You might have noticed that Google and Yahoo show different results when you search, but why? The simple answer is that each search engine uses different methods to decide what’s relevant to you, and also what sites they want you to see, for advertising reasons.

Search engines have a lot of different ways to decide what to show you. Among them are reading the page title, headings, the text, image names, the web site name, information you can’t see (in the behind-the-scenes coding) and also how many pages are linked to each site.

The first thing to keep in mind is these are both big, wealthy sites who make money from advertising. Fortunately Yahoo and Google will return free results alongside the paid ads, but they still have some big differences in what comes up.

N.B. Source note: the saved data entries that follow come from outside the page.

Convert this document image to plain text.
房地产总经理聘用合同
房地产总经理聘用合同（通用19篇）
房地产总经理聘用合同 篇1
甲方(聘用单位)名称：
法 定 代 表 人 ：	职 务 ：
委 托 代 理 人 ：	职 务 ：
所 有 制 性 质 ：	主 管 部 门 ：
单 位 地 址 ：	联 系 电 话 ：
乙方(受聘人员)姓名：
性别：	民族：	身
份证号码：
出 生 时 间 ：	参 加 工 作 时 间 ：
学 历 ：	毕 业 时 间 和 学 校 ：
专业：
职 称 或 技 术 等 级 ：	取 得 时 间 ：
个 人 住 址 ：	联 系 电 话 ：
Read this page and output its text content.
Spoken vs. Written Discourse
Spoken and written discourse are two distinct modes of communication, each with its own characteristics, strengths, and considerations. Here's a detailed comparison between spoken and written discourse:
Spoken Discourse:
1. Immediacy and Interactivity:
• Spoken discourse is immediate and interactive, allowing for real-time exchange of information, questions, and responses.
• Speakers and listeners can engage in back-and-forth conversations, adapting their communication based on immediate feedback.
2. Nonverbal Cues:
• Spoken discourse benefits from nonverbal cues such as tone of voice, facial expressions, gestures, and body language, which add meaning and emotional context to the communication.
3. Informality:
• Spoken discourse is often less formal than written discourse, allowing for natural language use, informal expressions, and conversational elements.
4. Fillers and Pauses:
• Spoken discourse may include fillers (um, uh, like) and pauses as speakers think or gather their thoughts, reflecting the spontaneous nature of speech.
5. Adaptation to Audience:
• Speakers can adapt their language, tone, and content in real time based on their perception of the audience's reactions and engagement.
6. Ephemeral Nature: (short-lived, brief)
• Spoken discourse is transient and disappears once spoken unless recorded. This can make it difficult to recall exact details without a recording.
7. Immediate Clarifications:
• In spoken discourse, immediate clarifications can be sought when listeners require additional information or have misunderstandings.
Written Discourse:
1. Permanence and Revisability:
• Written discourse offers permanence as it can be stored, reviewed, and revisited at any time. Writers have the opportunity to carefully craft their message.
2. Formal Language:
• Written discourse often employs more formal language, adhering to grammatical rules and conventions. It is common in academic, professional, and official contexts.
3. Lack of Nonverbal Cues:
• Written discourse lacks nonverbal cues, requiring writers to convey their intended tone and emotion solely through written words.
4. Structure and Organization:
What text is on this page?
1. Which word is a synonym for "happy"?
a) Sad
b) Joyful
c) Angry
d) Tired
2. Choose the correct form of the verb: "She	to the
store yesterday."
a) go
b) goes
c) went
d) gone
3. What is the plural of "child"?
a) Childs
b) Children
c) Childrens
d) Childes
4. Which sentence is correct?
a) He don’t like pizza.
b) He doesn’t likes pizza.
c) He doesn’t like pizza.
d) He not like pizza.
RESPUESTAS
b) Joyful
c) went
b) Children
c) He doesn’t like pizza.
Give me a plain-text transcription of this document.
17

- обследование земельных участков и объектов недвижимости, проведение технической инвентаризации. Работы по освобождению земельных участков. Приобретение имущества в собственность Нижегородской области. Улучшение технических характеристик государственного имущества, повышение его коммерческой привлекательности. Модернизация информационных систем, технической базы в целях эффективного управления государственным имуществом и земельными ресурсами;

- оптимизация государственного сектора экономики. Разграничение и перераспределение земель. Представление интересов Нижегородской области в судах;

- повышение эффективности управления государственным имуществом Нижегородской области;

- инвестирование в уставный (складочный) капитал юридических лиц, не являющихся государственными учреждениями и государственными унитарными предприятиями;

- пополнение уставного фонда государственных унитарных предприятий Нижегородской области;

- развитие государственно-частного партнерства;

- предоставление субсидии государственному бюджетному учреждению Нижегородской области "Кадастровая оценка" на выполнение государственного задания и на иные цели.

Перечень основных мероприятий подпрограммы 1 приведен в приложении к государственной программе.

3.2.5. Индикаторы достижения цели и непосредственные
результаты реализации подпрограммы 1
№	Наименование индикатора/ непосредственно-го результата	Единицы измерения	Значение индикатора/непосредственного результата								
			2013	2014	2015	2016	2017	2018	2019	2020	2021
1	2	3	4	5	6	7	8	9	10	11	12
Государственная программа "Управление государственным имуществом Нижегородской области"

Each engine places different values on what matters the most. If we look closer here are the main differences from Google to Yahoo:

Google looks closely at a web page’s text and also where it links to. It can tell a little better if the links make sense, and manages to filter out a lot of sites that have added fake or broken links just to try to get themselves on top of the search results.

Lots and lots of links to different sites need to be relevant – if they are links to unrelated sites Google won’t rank it as highly as a page full of relevant links.

Yahoo will often include a page filled and overflowing with one particular word – again which the owner has repeated over and over to try to get themselves up to the top of the search results. Google realises that it’s probably not the best article if it needs this to get there, and will sometimes remove it from the results shown to you.

Yahoo isn’t quite so good at stopping "clone" sites appearing more than once. Ten sites all saying the same exact text isn’t very useful to you, and Google tends to keep these out a bit better.

Overall, Google tends to supply general information results, and Yahoo’s results tend to be a little towards the shopping side of things – even if those results aren’t paid advertising for Yahoo.

So there you have it. There are technical scientific reasons of course, but the search engines guard these fiercely from our eyes. Which one you use comes down to personal preference. I prefer Google as it feels a little less biased, but a true shopaholic will love Yahoo. So enjoy whichever one suits you best.